The Indian national carrier runs three main container services from India – to Europe, the Far East and West Asia. Some of these weekly services are operated in collaboration with other international container shipping lines.

“We are examining it [the container shipping business] minutely with a microscope; there is no point in running a continuous loss-making service,” said SCI’s chairman and managing director Arun Kumar Gupta.

“If we are pushed to the wall, and if we think there is no way we can turn around the loss-making container shipping business, we might as well close it down.”

While SCI wants to reduce its global liner operation, the company is keen on expanding its container services along the Indian coast. It is also exploring the scope of deploying some of its larger vessels for coastal operations.

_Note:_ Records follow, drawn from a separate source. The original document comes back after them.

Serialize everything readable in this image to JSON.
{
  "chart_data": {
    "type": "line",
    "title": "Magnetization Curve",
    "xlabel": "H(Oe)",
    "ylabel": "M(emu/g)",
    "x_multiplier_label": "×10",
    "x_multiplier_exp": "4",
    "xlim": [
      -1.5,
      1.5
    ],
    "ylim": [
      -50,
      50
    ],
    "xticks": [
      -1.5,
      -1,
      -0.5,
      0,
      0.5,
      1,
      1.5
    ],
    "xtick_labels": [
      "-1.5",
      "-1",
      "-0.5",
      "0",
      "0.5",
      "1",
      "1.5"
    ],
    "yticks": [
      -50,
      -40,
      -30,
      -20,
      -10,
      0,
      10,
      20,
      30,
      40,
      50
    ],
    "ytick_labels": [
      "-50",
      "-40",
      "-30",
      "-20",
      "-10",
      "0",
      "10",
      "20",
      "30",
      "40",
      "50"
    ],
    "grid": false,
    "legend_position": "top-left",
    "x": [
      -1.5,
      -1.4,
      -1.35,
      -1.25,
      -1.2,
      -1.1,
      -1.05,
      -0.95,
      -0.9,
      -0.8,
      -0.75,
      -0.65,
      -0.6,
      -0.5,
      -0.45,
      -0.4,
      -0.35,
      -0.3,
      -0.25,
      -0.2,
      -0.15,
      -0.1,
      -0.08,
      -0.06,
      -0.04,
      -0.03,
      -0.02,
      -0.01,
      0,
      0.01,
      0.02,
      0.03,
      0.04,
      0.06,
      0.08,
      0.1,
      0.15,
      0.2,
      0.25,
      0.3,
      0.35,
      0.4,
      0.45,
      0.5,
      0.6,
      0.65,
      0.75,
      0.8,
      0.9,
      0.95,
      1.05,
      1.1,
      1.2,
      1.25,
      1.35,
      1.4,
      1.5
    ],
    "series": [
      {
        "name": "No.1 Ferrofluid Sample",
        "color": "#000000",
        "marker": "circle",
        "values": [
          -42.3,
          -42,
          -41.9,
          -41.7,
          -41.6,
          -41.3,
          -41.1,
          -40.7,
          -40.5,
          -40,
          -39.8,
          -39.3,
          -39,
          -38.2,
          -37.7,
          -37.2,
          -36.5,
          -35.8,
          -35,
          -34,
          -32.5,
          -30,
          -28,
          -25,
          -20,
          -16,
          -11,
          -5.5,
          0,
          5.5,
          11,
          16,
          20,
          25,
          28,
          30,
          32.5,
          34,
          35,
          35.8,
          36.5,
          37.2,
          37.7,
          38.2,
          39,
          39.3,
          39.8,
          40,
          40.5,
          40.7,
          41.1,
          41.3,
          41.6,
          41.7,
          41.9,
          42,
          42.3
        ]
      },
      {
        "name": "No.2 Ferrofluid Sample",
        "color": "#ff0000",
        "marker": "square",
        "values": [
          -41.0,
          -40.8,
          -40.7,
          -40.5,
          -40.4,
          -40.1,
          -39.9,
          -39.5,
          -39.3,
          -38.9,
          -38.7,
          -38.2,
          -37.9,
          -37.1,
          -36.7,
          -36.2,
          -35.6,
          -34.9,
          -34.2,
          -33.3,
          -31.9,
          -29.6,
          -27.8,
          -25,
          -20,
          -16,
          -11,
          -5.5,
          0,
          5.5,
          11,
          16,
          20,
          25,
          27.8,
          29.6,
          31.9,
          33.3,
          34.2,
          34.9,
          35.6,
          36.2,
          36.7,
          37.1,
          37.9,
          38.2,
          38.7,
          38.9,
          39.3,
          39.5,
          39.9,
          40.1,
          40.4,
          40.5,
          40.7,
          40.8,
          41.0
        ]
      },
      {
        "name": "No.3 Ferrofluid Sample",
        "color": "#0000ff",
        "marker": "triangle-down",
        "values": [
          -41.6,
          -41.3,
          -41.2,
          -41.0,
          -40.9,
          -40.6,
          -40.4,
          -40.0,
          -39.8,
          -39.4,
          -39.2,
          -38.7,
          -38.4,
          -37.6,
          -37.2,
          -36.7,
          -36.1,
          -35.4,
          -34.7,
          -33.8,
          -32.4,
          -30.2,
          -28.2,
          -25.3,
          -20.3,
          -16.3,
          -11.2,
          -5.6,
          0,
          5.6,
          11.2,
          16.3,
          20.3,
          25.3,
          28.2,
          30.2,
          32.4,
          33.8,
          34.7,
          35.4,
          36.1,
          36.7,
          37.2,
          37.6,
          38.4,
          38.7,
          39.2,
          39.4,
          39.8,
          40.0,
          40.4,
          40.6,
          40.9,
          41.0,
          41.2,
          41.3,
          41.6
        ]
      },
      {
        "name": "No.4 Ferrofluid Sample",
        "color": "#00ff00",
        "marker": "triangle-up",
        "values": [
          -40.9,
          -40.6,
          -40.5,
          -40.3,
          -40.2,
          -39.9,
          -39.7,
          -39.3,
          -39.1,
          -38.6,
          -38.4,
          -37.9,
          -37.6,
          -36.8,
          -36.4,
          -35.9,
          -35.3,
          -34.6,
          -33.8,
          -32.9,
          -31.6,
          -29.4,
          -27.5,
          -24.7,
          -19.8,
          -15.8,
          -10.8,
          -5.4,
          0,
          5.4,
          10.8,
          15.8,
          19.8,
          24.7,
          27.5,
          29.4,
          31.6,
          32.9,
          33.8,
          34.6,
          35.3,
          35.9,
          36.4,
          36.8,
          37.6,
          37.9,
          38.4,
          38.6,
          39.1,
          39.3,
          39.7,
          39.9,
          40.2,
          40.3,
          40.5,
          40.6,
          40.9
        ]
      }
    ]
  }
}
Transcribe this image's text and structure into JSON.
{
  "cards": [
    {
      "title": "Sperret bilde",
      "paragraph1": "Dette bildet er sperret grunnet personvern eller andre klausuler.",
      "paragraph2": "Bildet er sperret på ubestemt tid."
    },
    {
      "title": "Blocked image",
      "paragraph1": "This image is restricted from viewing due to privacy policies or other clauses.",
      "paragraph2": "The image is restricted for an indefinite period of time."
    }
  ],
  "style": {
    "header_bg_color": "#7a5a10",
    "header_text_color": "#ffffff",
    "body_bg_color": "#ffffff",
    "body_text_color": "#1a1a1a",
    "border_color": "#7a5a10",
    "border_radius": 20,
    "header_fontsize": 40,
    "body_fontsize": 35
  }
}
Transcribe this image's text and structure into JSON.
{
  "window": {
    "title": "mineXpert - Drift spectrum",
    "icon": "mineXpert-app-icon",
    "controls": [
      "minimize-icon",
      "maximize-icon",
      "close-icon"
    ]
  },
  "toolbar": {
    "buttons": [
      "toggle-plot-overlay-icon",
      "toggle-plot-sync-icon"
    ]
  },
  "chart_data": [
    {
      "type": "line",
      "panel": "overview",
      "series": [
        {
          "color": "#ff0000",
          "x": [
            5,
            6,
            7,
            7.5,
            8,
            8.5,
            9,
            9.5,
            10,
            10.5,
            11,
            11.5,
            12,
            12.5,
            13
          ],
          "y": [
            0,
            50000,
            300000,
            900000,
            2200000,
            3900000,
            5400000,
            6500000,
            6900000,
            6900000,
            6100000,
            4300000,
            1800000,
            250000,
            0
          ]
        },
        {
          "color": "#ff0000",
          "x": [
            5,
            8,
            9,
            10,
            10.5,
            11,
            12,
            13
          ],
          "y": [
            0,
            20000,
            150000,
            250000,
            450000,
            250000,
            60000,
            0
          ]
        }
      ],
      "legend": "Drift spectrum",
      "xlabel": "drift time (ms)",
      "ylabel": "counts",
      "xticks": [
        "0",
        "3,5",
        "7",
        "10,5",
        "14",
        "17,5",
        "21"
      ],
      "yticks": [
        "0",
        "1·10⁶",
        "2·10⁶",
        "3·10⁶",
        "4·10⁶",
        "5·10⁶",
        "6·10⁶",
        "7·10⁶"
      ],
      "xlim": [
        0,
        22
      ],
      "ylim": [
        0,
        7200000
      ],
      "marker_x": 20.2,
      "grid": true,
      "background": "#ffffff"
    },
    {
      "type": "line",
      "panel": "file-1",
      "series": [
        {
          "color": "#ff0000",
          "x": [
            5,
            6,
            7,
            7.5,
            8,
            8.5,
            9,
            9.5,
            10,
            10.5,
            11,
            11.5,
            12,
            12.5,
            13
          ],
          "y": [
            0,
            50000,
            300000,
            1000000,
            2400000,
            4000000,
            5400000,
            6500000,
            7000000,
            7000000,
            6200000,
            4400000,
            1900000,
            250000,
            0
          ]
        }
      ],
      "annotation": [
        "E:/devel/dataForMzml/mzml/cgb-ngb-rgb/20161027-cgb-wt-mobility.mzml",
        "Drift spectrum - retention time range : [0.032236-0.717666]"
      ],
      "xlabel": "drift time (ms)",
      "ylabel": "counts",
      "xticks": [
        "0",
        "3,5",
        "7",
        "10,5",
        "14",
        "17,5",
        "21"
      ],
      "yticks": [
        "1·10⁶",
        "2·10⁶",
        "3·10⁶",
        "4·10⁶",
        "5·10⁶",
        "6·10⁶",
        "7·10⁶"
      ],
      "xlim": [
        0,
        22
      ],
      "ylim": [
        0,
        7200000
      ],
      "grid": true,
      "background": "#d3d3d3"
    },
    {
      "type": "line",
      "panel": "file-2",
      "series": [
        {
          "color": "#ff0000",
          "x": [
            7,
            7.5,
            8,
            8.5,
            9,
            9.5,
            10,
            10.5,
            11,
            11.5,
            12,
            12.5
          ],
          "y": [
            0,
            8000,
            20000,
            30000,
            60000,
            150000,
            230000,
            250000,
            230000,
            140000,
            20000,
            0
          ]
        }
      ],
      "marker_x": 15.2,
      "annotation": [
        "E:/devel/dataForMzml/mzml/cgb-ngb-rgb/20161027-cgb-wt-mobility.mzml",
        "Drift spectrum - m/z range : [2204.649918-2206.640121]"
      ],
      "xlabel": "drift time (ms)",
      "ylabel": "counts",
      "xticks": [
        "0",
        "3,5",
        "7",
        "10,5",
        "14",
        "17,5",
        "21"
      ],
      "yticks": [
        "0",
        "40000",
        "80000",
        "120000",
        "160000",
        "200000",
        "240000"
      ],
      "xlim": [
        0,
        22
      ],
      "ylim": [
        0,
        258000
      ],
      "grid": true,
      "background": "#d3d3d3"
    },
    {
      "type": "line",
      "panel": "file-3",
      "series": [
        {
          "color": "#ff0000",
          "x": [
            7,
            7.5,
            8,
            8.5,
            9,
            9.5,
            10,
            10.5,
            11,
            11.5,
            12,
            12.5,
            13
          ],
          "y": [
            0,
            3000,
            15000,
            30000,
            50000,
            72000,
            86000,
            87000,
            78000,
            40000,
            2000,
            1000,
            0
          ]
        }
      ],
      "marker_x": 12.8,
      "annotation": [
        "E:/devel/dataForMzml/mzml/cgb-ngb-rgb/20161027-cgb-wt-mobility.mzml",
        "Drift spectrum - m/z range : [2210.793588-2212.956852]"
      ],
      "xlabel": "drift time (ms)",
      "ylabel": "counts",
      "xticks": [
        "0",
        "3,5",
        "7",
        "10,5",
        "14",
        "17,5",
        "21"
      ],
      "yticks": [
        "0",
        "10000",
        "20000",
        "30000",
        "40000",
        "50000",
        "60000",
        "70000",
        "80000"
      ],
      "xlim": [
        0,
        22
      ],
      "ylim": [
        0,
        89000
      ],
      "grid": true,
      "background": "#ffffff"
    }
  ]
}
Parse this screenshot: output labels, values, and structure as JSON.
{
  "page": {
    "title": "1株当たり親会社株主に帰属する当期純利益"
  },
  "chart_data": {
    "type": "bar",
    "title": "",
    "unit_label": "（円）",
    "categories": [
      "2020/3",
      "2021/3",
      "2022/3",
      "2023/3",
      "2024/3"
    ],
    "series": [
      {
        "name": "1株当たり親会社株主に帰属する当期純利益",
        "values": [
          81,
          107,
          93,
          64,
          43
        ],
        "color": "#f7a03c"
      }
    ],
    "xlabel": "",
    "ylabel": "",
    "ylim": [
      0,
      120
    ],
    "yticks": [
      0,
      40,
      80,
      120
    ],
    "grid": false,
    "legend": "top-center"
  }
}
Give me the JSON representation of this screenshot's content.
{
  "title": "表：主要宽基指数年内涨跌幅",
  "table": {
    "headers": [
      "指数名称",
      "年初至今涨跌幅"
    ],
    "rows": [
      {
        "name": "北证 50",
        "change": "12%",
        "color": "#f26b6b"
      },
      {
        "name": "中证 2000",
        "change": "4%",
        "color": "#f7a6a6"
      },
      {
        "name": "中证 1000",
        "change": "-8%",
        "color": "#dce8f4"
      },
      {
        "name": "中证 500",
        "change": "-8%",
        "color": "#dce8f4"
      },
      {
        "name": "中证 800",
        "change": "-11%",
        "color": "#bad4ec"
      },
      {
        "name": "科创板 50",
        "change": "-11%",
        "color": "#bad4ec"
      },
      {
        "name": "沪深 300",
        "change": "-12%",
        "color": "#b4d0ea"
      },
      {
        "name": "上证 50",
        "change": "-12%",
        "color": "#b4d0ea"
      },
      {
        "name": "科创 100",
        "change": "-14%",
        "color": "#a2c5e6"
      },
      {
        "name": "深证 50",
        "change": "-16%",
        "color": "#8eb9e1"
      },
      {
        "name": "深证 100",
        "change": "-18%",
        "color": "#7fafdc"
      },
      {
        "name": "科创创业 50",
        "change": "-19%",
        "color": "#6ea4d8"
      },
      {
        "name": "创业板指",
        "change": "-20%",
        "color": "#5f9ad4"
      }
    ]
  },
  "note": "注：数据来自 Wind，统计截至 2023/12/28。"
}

The new BJP-led National Democratic Front government is expected to come out with a comprehensive shipping policy that will lean towards promoting coastal shipping, and SCI is likely to play a key role in this endeavour.

“Strategically, it would not be a wise move for SCI to exit the international container service segment entirely,” said a former senior official of the company, requesting anonymity. “Its presence in the container trade is important. Instead, the company should be rationalising its service to make it economically viable.”

SCI has been reporting losses for the past three years, and is in danger of losing its Navratna (one of the nine jewels in the Indian government’s crown) status. In fiscal 2013-14, the corporation reported a loss of INR2.75bn ($45m).